Though there exists lots of researches on parallelizing or scheduling optimization passes, If you open up the time matrices of codegen(llc -time-passes), you’ll find that the most time consuming task is actually instruction selection(40~50% of time) instead of optimization passes(10~0%). That’s why we’re trying to parallelize the (target-independent) instruction selection process in aid of JIT compilation speed.
The instruction selector of LLVM is an interpreter that interpret the MatcherTable which consists of bytecodes generated by TableGen. I’m surprised to find that the structure of MatcherTable and the interpreter seems to be suitable for parallelization. So we propose a prototype that parallelizes the interpreting of OPC_Scope children that are possibly time-consuming. Here is some quick overview:
We add two new opcodes: OPC_Fork and OPC_Merge. During DAG optimization process(utils/TableGen/DAGISelMatcherOpt.cpp). OPC_Fork would be added to the front of scope(OPC_Scope) children which fulfill following conditions:
- Amount of opcodes within the child exceed certain threshold(5 in current prototype).
- The child is reside in a sequence of continuous scope children which length also exceed certain threshold(7 in current prototype).
For each valid sequence of scope children, an extra scope child, where OPC_Merge is the only opcode, would be appended to it(the sequence).
In the interpreter, when an OPC_Fork is encountered inside a scope child, the main thread would dispatch the scope child as a task to a central thread pool, then jump to the next child. At the end of a valid “parallel sequence(of scope children)” an OPC_Merge must exist and the main thread would stop there and wait other threads to finish.
About the synchronization, read-write lock is mainly used: In each checking-style opcode(e.g. OPC_CheckSame, OPC_CheckType, except OPC_CheckComplexPat) handlers, a read lock is used, otherwise, a write lock is used.

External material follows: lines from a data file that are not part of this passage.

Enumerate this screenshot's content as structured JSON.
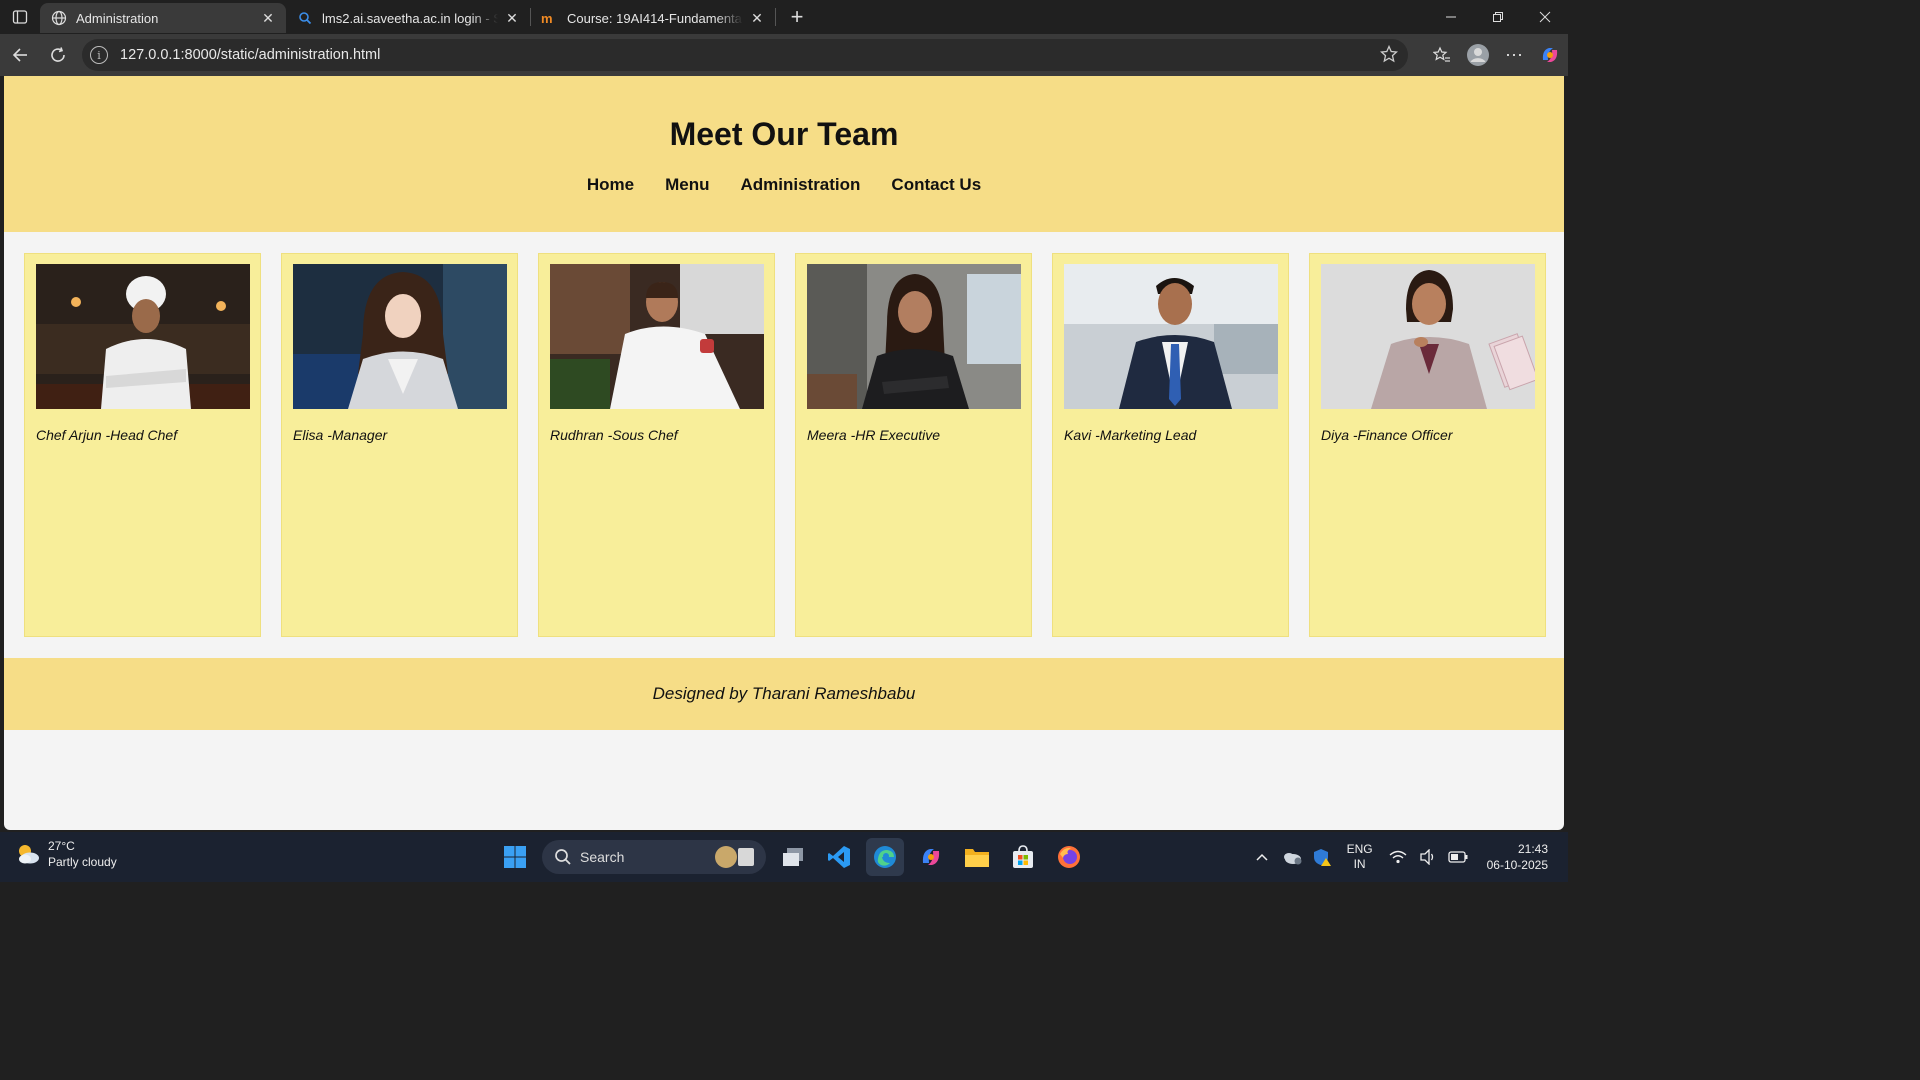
{
  "browser": {
    "tabs": [
      {
        "title": "Administration",
        "active": true,
        "icon": "globe-icon"
      },
      {
        "title": "lms2.ai.saveetha.ac.in login - Sear",
        "active": false,
        "icon": "search-icon"
      },
      {
        "title": "Course: 19AI414-Fundamentals of",
        "active": false,
        "icon": "moodle-icon"
      }
    ],
    "url": "127.0.0.1:8000/static/administration.html"
  },
  "page": {
    "title": "Meet Our Team",
    "nav": [
      "Home",
      "Menu",
      "Administration",
      "Contact Us"
    ],
    "team": [
      {
        "caption": "Chef Arjun -Head Chef",
        "photo": "chef-photo"
      },
      {
        "caption": "Elisa -Manager",
        "photo": "manager-photo"
      },
      {
        "caption": "Rudhran -Sous Chef",
        "photo": "sous-chef-photo"
      },
      {
        "caption": "Meera -HR Executive",
        "photo": "hr-photo"
      },
      {
        "caption": "Kavi -Marketing Lead",
        "photo": "marketing-photo"
      },
      {
        "caption": "Diya -Finance Officer",
        "photo": "finance-photo"
      }
    ],
    "footer": "Designed by Tharani Rameshbabu",
    "colors": {
      "header": "#f6dd87",
      "card": "#f8ee9a",
      "background": "#f4f4f4"
    }
  },
  "taskbar": {
    "weather": {
      "temp": "27°C",
      "desc": "Partly cloudy"
    },
    "search_label": "Search",
    "lang": [
      "ENG",
      "IN"
    ],
    "time": "21:43",
    "date": "06-10-2025"
  }
}
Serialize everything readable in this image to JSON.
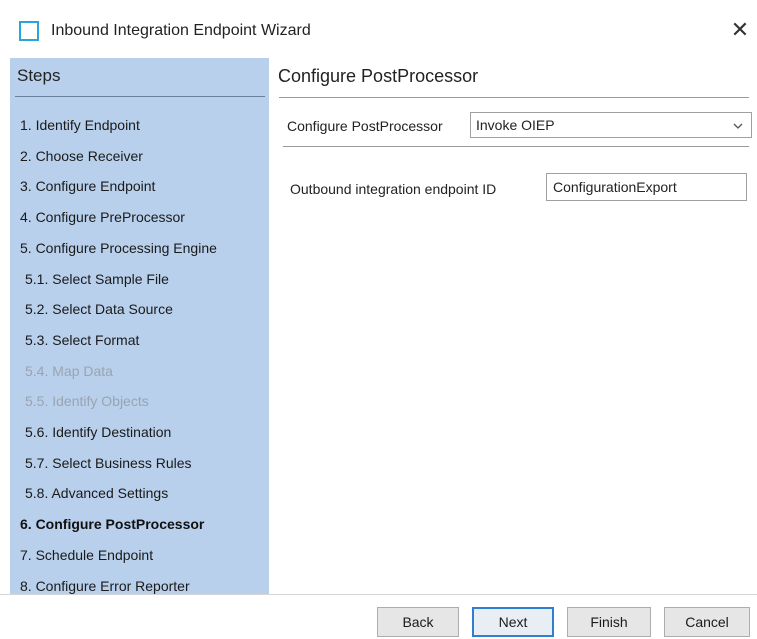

Finally, although the generated code is correct, total consuming time barely break even with the original one. Possible reasons may be:
- The original interpreter is pretty fast actually. The thread pool dispatching time for each selection task may be too long in comparison with the original approach.
- X86 is the only architecture which contains OPC_CheckComplexPat that would modify DAG. This constraint force us to add write lock on it which would block other threads at the same time. Unfortunately, OPC_CheckComplexPat is probably the most time-consuming opcodes in X86 and perhaps in other architectures, too.
- Too many threads. We’re now working on another approach that use larger region, consist of multiple scope children, for each parallel task for the sake of reducing thread amount.
- Popular instructions, like add or sub, contain lots of scope children so one or several parallel regions exist. However, most of the common instruction variants(e.g. add %reg1, %reg2) is on “top” among scope children which would be encountered pretty early. So sometimes threads are fired, but the correct instruction is actually immediately selected after that. Thus lots of time is wasted on joining threads.
Here is our working repository and diff with 3.9 release: https://bitbucket.org/mshockwave/hydra-llvm/branches/compare/master%0D3.9-origin#diff
I don’t think the current state is ready for code reviewing since there is no significant speedup. But it’s very welcome for folks to discuss about this idea and also, whether current instruction selection approach had reached its upper bound of speed.(I ignore fast-isel by mean since it sacrifices too much on quality of generated code. One of our goals is to boost the compilation speed while keeping the code quality as much as possible)
Feel free to comment directly on the repo diff above.
About the “region approach” mentioned in the third item of possible reasons above. It’s actually the “dev-region-parallel” branch, but it still has some bugs on correctness of generated code. I would put more detail about it if the feedback is sound.
NOTE: There seems to be some serious bugs in concurrent and synchronization library of old gcc/standard libraries. So it’s strongly recommended to use the latest version of clang to build our work.